An Affinity for Infinity

Metalwork, part of Ezra Silverman's series "Elements"
Metalwork, part of Ezra Silverman's series "Elements"

Artist Ezra Silverman is fascinated with infinity.

His metal series “Elements,” which just completed a one-year exhibit at Cafeteria in New Paltz, offers endless possibilities of interpretation. Silverman’s various-sized sheets of metal are scattered with holes, creating shapes of whatever the eye wants to see, from an elephant to the night sky.

“I see them like the biggest objects, like the universe, stars, galaxies and I see them as microscopic images of cells, the structures and plants and humans, all sorts of things. And then I see them on our scale too,” said Silverman.

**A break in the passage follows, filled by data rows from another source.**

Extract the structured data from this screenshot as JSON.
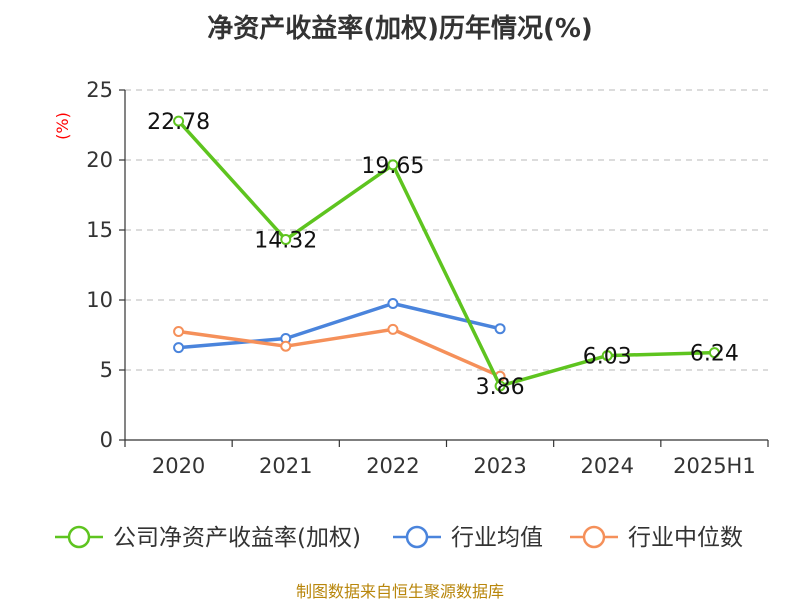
{
  "chart_data": {
    "type": "line",
    "title": "净资产收益率(加权)历年情况(%)",
    "ylabel": "(%)",
    "ylim": [
      0,
      25
    ],
    "yticks": [
      0,
      5,
      10,
      15,
      20,
      25
    ],
    "categories": [
      "2020",
      "2021",
      "2022",
      "2023",
      "2024",
      "2025H1"
    ],
    "grid": true,
    "legend_position": "bottom",
    "series": [
      {
        "name": "公司净资产收益率(加权)",
        "color": "#5ec41f",
        "values": [
          22.78,
          14.32,
          19.65,
          3.86,
          6.03,
          6.24
        ],
        "labels": [
          "22.78",
          "14.32",
          "19.65",
          "3.86",
          "6.03",
          "6.24"
        ]
      },
      {
        "name": "行业均值",
        "color": "#4a84dc",
        "values": [
          6.6,
          7.25,
          9.75,
          7.95,
          null,
          null
        ]
      },
      {
        "name": "行业中位数",
        "color": "#f5905a",
        "values": [
          7.75,
          6.7,
          7.9,
          4.55,
          null,
          null
        ]
      }
    ]
  },
  "source": "制图数据来自恒生聚源数据库"
}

The St. Louis, Miss. raised welder moved to Ulster County in 2005 after studying metal at Purchase College. He said he took every single art class he could in high school and really enjoyed working with metal, especially bronze.

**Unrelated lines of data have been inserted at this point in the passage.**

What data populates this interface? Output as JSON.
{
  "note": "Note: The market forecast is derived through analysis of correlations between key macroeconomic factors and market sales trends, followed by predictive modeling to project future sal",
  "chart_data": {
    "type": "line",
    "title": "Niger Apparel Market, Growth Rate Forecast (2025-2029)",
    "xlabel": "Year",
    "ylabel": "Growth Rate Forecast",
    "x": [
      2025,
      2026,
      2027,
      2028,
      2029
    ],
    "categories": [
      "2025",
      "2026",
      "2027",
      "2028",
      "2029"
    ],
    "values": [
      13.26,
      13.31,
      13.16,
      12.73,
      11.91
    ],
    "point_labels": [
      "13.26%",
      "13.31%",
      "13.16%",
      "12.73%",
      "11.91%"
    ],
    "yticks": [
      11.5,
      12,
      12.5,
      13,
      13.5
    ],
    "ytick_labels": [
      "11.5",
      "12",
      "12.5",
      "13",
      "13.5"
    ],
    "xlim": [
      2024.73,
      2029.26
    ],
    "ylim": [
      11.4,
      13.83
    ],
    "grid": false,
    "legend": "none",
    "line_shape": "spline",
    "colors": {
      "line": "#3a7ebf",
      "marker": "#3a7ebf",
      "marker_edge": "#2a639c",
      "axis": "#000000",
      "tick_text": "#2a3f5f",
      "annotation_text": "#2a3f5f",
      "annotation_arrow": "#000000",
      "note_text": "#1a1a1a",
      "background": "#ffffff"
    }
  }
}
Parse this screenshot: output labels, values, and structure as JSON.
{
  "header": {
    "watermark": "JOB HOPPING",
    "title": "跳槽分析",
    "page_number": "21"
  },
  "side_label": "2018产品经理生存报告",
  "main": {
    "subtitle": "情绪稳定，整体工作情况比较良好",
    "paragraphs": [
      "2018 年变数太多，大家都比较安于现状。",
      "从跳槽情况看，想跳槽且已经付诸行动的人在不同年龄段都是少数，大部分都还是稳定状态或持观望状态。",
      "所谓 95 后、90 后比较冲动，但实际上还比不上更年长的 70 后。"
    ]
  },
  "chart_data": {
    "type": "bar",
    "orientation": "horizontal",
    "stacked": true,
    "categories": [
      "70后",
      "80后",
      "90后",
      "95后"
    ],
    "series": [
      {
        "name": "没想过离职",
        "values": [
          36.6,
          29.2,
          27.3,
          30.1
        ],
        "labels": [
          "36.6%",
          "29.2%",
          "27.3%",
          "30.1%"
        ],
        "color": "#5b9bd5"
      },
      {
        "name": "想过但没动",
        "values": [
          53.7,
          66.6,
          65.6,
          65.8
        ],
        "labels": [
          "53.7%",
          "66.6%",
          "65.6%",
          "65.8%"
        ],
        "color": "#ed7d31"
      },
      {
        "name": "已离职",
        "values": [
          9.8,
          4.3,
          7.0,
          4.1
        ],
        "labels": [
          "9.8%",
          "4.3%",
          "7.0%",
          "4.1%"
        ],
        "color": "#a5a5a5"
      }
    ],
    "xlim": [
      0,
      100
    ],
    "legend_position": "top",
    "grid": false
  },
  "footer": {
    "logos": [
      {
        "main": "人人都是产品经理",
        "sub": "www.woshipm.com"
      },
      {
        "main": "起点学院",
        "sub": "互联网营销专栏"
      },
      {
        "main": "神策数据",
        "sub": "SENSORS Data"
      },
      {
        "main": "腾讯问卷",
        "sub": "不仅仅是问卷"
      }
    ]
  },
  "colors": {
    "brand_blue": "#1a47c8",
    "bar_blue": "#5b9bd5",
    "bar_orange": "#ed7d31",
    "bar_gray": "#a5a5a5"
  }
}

His inspiration for “Elements” sparked when he was teaching a class at the Educational Alliance in Manhattan. He had been showing a woman how to weld and “she kept making holes in the metal.”

“In order to instruct her better so that she had a feel for how long and what she was doing wrong, I said, ‘Let’s make holes together in the metal.’ Basically after completing a row of holes myself, I sort of saw the imagery of one of my favorite artists, Yayoi Kusama,” he said.

Silverman said he liked experimenting with mirrors in college before he had heard of Kusama, who creates rooms covered in mirrors. He finally saw Kusama’s work at the Whitney Biennial in New York City.

“There’s pretty much nothing like it that I’ve ever seen. I went into this room and it was filled with these kind of phallic snake objects that were covered in polka dots or stripes and when I saw it, it basically went on forever and ever,” he said. “They call them ‘Infinity Mirror Rooms’ I related the work I started to see when I was cutting those holes.”

This inspirational touch helped push Silverman to finish his series, which has about 50 pieces and took around three years to complete. Depending on the size of the piece, Silverman said it takes anywhere from nine to 50 hours to finish.

The elements of the series relate to fire, water and Silverman’s love for nature; all of the metal he used is whatever he could scramble together.

“Every piece is recycled metal. I’ll use whatever I can find,” he said. “Metal’s expensive if you have to buy it. If you can find it, it’s pretty cool.”

Silverman currently has two large waterfall metal pieces in the Dred Scott Bird Sanctuary in the Bronx and Rotary Park in Kingston.

“[Waterfalls are] amazingly fluid and endless. That falls back into my whole interest in infinity. I think it’s pretty cool that somehow water can shape rock and move like earth,” he said.

Welding the metal does have its problems, however. One larger piece made from recycled fire doors, “Embers,” became hard to work with when Silverman began to get sick from the fumes.

“I envisioned it having a lot more [holes] at first. Then I realized I was getting deathly ill when I was cutting into it. Inside there was this nasty fireproof foam and glue that was attaching the foam to the door. Every time I would weld it I’d get sick for a couple of days afterwards,” he said.

Silverman is currently teaching an art class in White Plains and is also working on getting a few pieces into a show in January.

“I haven’t had a place to weld in a while. I’ve been on a sort of break from this work,” he said. “I’ve been doing portraits and I sketch a lot. I plan to keep making work. Hopefully figure out how to get them into bigger venues – maybe museums and galleries.”